There are two important cases in the U.S. Supreme Court with major implications for our First Amendment rights of free speech and the free exercise of religion.
One involves a Christian florist in the state of Washington who would not design a floral arrangement to celebrate the wedding of a homosexual couple. On Tuesday the Supreme Court began hearing a case involving a Christian baker from Colorado asked to design a specialty cake celebrating the wedding of a gay couple with messages he said violated his religious beliefs.
In both cases the shop owner did not refuse to serve these couples in other situations and offered to sell them wedding products without anything endorsing same-sex marriage. This did not stop local state courts from levying heavy fines against the shop owners for sexual discrimination.
During his campaign for president in 2008, in an interview at Saddleback Church in California, Barack Obama stated, "I believe that marriage is the union between a man and a woman. Now, for me, for me as a Christian, it is also a sacred union. God's in the mix."

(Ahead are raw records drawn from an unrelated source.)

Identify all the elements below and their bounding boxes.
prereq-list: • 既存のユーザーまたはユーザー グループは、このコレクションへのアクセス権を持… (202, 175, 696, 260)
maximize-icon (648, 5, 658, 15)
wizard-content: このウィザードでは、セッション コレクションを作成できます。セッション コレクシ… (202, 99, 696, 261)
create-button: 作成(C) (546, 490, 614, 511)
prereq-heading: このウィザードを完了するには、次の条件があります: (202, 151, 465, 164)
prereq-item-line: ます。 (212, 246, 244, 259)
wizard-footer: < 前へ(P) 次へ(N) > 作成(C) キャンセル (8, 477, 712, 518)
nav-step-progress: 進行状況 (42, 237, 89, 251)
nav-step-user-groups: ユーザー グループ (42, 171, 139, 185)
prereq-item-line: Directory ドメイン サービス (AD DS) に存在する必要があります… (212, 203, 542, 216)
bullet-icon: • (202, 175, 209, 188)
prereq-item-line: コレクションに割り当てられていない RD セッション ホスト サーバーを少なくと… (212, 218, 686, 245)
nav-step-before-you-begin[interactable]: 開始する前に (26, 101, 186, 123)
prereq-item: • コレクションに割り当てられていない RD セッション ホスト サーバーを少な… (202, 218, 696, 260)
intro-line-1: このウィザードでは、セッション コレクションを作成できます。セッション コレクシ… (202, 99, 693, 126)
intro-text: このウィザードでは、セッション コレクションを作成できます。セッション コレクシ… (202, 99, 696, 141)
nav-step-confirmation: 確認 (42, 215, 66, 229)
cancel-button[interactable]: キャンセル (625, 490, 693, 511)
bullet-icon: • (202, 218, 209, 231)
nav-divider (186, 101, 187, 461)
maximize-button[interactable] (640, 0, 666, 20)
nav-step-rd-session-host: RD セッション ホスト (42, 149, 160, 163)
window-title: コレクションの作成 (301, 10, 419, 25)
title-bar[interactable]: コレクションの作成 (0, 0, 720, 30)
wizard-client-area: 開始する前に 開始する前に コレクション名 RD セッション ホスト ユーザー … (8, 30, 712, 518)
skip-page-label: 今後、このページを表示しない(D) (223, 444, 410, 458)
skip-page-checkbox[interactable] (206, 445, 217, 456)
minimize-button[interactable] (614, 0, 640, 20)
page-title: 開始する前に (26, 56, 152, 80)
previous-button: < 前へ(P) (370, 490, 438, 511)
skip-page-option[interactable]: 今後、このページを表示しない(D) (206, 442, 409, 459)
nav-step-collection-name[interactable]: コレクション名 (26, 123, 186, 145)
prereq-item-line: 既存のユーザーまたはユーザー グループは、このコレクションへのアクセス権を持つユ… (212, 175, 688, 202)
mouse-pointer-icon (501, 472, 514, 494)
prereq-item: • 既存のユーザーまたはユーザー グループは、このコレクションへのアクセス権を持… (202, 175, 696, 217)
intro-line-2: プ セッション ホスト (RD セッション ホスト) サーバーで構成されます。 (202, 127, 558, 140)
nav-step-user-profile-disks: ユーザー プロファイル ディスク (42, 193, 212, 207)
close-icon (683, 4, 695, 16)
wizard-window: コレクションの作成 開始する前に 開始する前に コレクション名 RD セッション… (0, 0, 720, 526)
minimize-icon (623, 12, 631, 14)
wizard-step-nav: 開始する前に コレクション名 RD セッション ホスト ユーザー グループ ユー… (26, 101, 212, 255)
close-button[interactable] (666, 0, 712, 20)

Since then, he has stated his beliefs have evolved. His aide, David Axelrod, said he lied.
In either case, these two shop owners, as well as many Christians, still believe, as President Obama stated, "that marriage is the union between a man and a woman ... as a Christian, it is also a sacred union. God's in the mix." This belief guides their actions and their decisions.
As Americans, we have a long history of accommodating religious beliefs even when they are out of step with the beliefs of the majority. After much persecution, the courts finally ruled that because of their religious beliefs Jehovah's Witnesses did not have to pledge allegiance to the flag even when required to do so in schools and in public places.
We have permitted conscientious objectors who, for religious reasons, refuse service in the armed forces, even when others are called on to serve our country in time of war. There are many other cases where the religious rights of the minority were protected even when it violated laws intended for the majority.
The LBGT movement rivals the NRA in its zeal to enforce its agenda on others. These business owners are being persecuted not because of discrimination but because their beliefs are the same as President Obama's 2008 statement that "marriage is the union between a man and a woman."
Even the ACLU, which has previously supported the free-speech rights of groups such as the American Nazi Party and the Ku Klux Klan, is supporting the government in denying these Christians their civil liberties of free speech and the free exercise of religion as guaranteed by the First Amendment.
In the Old Testament book of Exodus, while Moses was on Mount Sinai receiving the Ten Commandments, the people pressured his brother Aaron to use his ability as a goldsmith to make an idol for them to worship. Aaron gave in to the pressure to go along with the crowd. Because of his actions, Aaron and those who worshiped this idol were not allowed to enter the promised land.
Because of their religious convictions, these two Christian business owners are being forced into a situation similar to Aaron's. Unlike Aaron, they have said they must obey God rather than men.
Whether you support same-sex marriage or oppose it, you should be alarmed by the way this case has been prosecuted. If the courts can persecute and bankrupt these people because of their beliefs, they can do it to anyone.
In our nation, if one person does not enjoy freedom of speech and religion, no one does.
Ron West, Ph.D., of Little Rock is a retired math professor and missionary who lived in Asia for 30 years.